The many people demanding immediate action from Garland can be forgiven if they’ve forgotten how justice and the rule of law are supposed to be executed. After all, those people saw one of Trump’s attorneys general, William Barr, shamelessly jump in front of the release of the Mueller Special Counsel Report with his own press conference that included a fabrication-filled four-page summary. They saw that same attorney general appoint special counsel John Durham to try to destroy the original investigation into Russian interference with Trump’s campaign — even after the DOJ’s own inspector general determined the case was properly predicated. And, they saw that same lackey attorney general mislead the public about the perceived perils of mail-in balloting.

Now, we have a Justice Department that’s back to methodically focusing on facts. We have an attorney general who won’t call a press conference to tell us his opinion about investigative findings — or even to tell us that an investigation exists. That may be frustrating for some people, especially those who believed that if there were an investigation, that we would have already seen leaks indicating an investigation. That’s OK. That’s how the Justice Department is supposed to work – it’s not supposed to leak.

People demanding immediate action from Garland can be forgiven if they’ve forgotten how justice and the rule of law are supposed to be executed.

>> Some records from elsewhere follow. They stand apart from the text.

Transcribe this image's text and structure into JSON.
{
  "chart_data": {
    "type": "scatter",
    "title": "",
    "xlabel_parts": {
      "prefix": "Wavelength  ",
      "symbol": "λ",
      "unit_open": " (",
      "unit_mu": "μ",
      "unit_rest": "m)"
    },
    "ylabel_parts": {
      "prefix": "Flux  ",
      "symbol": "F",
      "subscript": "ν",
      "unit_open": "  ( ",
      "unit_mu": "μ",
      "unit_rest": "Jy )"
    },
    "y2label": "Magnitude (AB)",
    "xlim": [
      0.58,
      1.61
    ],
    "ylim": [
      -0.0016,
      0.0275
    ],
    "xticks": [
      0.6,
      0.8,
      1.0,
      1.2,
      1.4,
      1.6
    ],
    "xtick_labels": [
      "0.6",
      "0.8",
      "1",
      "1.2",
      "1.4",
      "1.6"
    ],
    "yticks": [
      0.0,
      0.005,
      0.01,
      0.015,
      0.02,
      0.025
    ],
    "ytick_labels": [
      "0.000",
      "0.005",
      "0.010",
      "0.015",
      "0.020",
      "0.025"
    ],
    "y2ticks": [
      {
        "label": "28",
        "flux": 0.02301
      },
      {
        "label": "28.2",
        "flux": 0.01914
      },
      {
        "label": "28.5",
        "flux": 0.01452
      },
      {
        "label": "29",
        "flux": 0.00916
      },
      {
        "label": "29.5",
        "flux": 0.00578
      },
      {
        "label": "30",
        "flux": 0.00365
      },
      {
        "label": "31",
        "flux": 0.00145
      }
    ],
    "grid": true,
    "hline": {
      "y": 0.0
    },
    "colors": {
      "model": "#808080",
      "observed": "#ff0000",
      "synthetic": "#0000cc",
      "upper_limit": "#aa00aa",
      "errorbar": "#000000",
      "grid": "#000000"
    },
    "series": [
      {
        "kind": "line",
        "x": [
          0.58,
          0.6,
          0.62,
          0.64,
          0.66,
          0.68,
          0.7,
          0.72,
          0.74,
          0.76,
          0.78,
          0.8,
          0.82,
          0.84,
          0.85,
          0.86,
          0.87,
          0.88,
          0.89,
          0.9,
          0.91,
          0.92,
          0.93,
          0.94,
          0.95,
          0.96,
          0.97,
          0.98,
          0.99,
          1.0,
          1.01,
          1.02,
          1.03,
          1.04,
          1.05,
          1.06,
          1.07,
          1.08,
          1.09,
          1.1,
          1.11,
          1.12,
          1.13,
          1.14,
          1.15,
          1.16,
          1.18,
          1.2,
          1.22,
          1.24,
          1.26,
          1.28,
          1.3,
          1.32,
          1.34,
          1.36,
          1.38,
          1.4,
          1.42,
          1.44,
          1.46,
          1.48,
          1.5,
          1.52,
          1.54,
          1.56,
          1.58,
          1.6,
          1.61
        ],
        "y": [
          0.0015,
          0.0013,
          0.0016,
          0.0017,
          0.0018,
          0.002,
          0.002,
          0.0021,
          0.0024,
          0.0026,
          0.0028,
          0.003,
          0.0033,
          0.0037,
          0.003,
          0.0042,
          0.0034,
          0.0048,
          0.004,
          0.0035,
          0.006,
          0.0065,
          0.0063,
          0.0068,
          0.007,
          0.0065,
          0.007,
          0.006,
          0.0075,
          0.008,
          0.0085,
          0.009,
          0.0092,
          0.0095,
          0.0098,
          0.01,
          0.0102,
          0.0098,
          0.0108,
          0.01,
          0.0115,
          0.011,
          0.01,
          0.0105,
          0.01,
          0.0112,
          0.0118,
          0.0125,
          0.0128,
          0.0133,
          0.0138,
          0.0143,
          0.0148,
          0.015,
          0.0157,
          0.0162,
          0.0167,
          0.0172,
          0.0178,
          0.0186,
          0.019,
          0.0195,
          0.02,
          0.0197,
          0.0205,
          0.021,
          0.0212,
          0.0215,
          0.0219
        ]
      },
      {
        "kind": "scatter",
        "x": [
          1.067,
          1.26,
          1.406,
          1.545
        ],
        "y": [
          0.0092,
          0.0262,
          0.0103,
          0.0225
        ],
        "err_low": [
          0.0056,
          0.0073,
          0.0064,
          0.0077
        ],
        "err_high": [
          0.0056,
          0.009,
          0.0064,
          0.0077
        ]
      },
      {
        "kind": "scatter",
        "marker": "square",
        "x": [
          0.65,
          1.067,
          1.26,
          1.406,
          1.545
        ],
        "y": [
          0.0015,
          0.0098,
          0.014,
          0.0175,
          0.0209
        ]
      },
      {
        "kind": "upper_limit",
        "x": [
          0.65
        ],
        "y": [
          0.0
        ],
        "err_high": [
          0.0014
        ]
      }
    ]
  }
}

Garland’s careful approach contrasted with the crashing wave of reporting that soon drowned out his quiet comments. The reporting began Tuesday night with The Washington Post’s news that the DOJ had called at least two high-ranking aides to Vice President Mike Pence into a grand jury and questioned them for hours about Trump’s actions related to the alternate electors scheme. That report was quickly followed by reporting from NBC News that essentially corroborated the DOJ’s interest in Trump. The New York Times weighed in with further confirmation. The far-right, including an editor at large at Breitbart News, immediately cried “foul” about The Washington Post’s scoop and claimed that someone at Justice must be leaking. Yet, that report made no mention of DOJ sources. To me it sounded much more like the information came from either the grand jury witnesses or people close to them.

The media doing its job — pursuing the facts and sometimes loudly reporting the news with breaking news banners — is just as essential as the Justice Department quietly and methodically doing its job. This may seem like a confounding contrast, even a conflict. But that’s how things are supposed to be. It’s all part of a healthy democracy.

Garland previously responded to questions about the perception that the Justice Department is moving too slowly in its investigation of Jan. 6 by saying, “We have to get this right.” So far, he is.